CSP optional add-on capability for deploying multiple vault appliances in active-active Vault Clusters. Appears on Orders as “Compliance Manager - 2 Nodes Virtual Appliance Cluster for Vaults.” A Vault Cluster is a secure CSP software component that provides an isolated environment for managing cryptographic keys, secrets, and related objects. Vault Clusters securely generate, store, protect, and control access to cryptographic material while enforcing strong security controls and auditability.

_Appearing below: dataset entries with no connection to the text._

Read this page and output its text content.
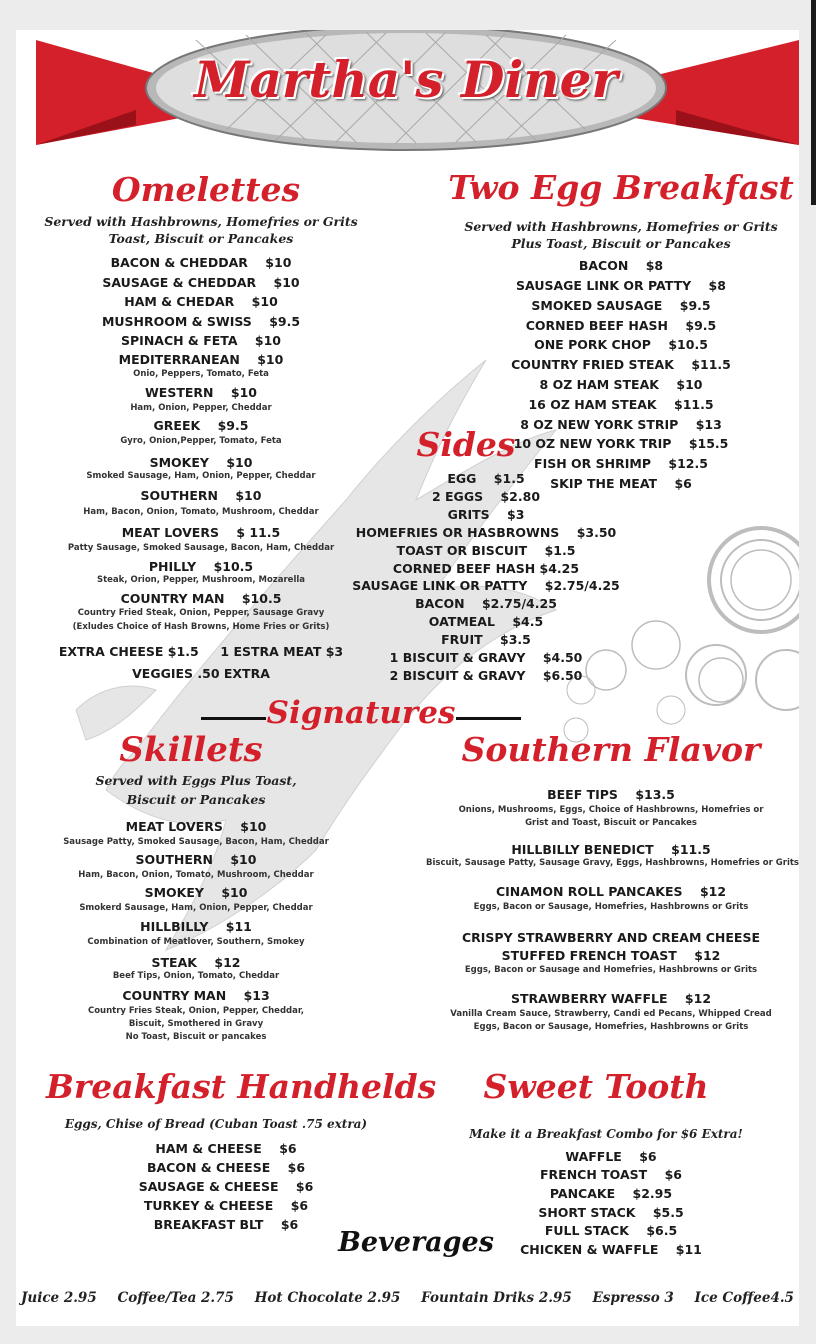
Martha's Diner
Omelettes
Served with Hashbrowns, Homefries or Grits
Toast, Biscuit or Pancakes
BACON & CHEDDAR    $10
SAUSAGE & CHEDDAR    $10
HAM & CHEDAR    $10
MUSHROOM & SWISS    $9.5
SPINACH & FETA    $10
MEDITERRANEAN    $10
Onio, Peppers, Tomato, Feta
WESTERN    $10
Ham, Onion, Pepper, Cheddar
GREEK    $9.5
Gyro, Onion,Pepper, Tomato, Feta
SMOKEY    $10
Smoked Sausage, Ham, Onion, Pepper, Cheddar
SOUTHERN    $10
Ham, Bacon, Onion, Tomato, Mushroom, Cheddar
MEAT LOVERS    $ 11.5
Patty Sausage, Smoked Sausage, Bacon, Ham, Cheddar
PHILLY    $10.5
Steak, Orion, Pepper, Mushroom, Mozarella
COUNTRY MAN    $10.5
Country Fried Steak, Onion, Pepper, Sausage Gravy
(Exludes Choice of Hash Browns, Home Fries or Grits)
EXTRA CHEESE $1.5     1 ESTRA MEAT $3
VEGGIES .50 EXTRA
Two Egg Breakfast
Served with Hashbrowns, Homefries or Grits
Plus Toast, Biscuit or Pancakes
BACON    $8
SAUSAGE LINK OR PATTY    $8
SMOKED SAUSAGE    $9.5
CORNED BEEF HASH    $9.5
ONE PORK CHOP    $10.5
COUNTRY FRIED STEAK    $11.5
8 OZ HAM STEAK    $10
16 OZ HAM STEAK    $11.5
8 OZ NEW YORK STRIP    $13
10 OZ NEW YORK TRIP    $15.5
FISH OR SHRIMP    $12.5
SKIP THE MEAT    $6
Sides
EGG    $1.5
2 EGGS    $2.80
GRITS    $3
HOMEFRIES OR HASBROWNS    $3.50
TOAST OR BISCUIT    $1.5
CORNED BEEF HASH $4.25
SAUSAGE LINK OR PATTY    $2.75/4.25
BACON    $2.75/4.25
OATMEAL    $4.5
FRUIT    $3.5
1 BISCUIT & GRAVY    $4.50
2 BISCUIT & GRAVY    $6.50
Signatures
Skillets
Served with Eggs Plus Toast,
Biscuit or Pancakes
MEAT LOVERS    $10
Sausage Patty, Smoked Sausage, Bacon, Ham, Cheddar
SOUTHERN    $10
Ham, Bacon, Onion, Tomato, Mushroom, Cheddar
SMOKEY    $10
Smokerd Sausage, Ham, Onion, Pepper, Cheddar
HILLBILLY    $11
Combination of Meatlover, Southern, Smokey
STEAK    $12
Beef Tips, Onion, Tomato, Cheddar
COUNTRY MAN    $13
Country Fries Steak, Onion, Pepper, Cheddar,
Biscuit, Smothered in Gravy
No Toast, Biscuit or pancakes
Southern Flavor
BEEF TIPS    $13.5
Onions, Mushrooms, Eggs, Choice of Hashbrowns, Homefries or
Grist and Toast, Biscuit or Pancakes
HILLBILLY BENEDICT    $11.5
Biscuit, Sausage Patty, Sausage Gravy, Eggs, Hashbrowns, Homefries or Grits
CINAMON ROLL PANCAKES    $12
Eggs, Bacon or Sausage, Homefries, Hashbrowns or Grits
CRISPY STRAWBERRY AND CREAM CHEESE
STUFFED FRENCH TOAST    $12
Eggs, Bacon or Sausage and Homefries, Hashbrowns or Grits
STRAWBERRY WAFFLE    $12
Vanilla Cream Sauce, Strawberry, Candi ed Pecans, Whipped Cread
Eggs, Bacon or Sausage, Homefries, Hashbrowns or Grits
Breakfast Handhelds
Eggs, Chise of Bread (Cuban Toast .75 extra)
HAM & CHEESE    $6
BACON & CHEESE    $6
SAUSAGE & CHEESE    $6
TURKEY & CHEESE    $6
BREAKFAST BLT    $6
Sweet Tooth
Make it a Breakfast Combo for $6 Extra!
WAFFLE    $6
FRENCH TOAST    $6
PANCAKE    $2.95
SHORT STACK    $5.5
FULL STACK    $6.5
CHICKEN & WAFFLE    $11
Beverages
Juice 2.95 Coffee/Tea 2.75 Hot Chocolate 2.95 Fountain Driks 2.95 Espresso 3 Ice Coffee4.5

Each Vault Cluster can manage one or more of the following vault types:

  • Vault for KMIP Keys: Cryptographic keys, secrets, and certificates managed using the Key Management Interoperability Protocol (KMIP), enabling standardized and interoperable key lifecycle management across heterogeneous environments and applications.
  • Vault for Cloud Keys: Encryption keys used in cloud key management services—such as AWS KMS, Azure Key Vault, and Google Cloud KMS—to protect cloud‑native workloads and data. CSP supports bring‑your‑own‑key (BYOK), hold‑your‑own‑key (HYOK), and native key management models, depending on the target cloud service.
  • Vault for Secrets: Sensitive data such as passwords, API keys, access tokens, and credentials that require secure storage, access control, and lifecycle management.
  • Vault for Application Keys: Cryptographic keys used by applications to perform cryptographic operations—such as encryption, digital signatures, and hashing—via CSP cryptographic APIs or command‑line interfaces.
  • Vault for TDE Database Keys: Encryption keys used to protect databases with Transparent Data Encryption (TDE), including Oracle, Microsoft SQL Server, MariaDB, and open‑source PostgreSQL, ensuring data at rest is encrypted.
  • Vault of Virtual Machine Encryption Keys: Cryptographic keys used to encrypt Windows and Linux virtual machine operating system disks and attached data volumes in virtualized environments.

File Encryption 

File Encryption is a CSP software component that encrypts file‑based data and may be deployed in a clustered configuration. File Encryption supports both:

  • Software‑based encryption, where hardware HSM protection is not required, and
  • Hardware‑based encryption, leveraging Entrust HSMs for enhanced key protection.

The File Encryption capability includes 10 GB of protected data capacity. Additional encrypted data capacity may be added by purchasing 1 TB add‑on annual subscriptions.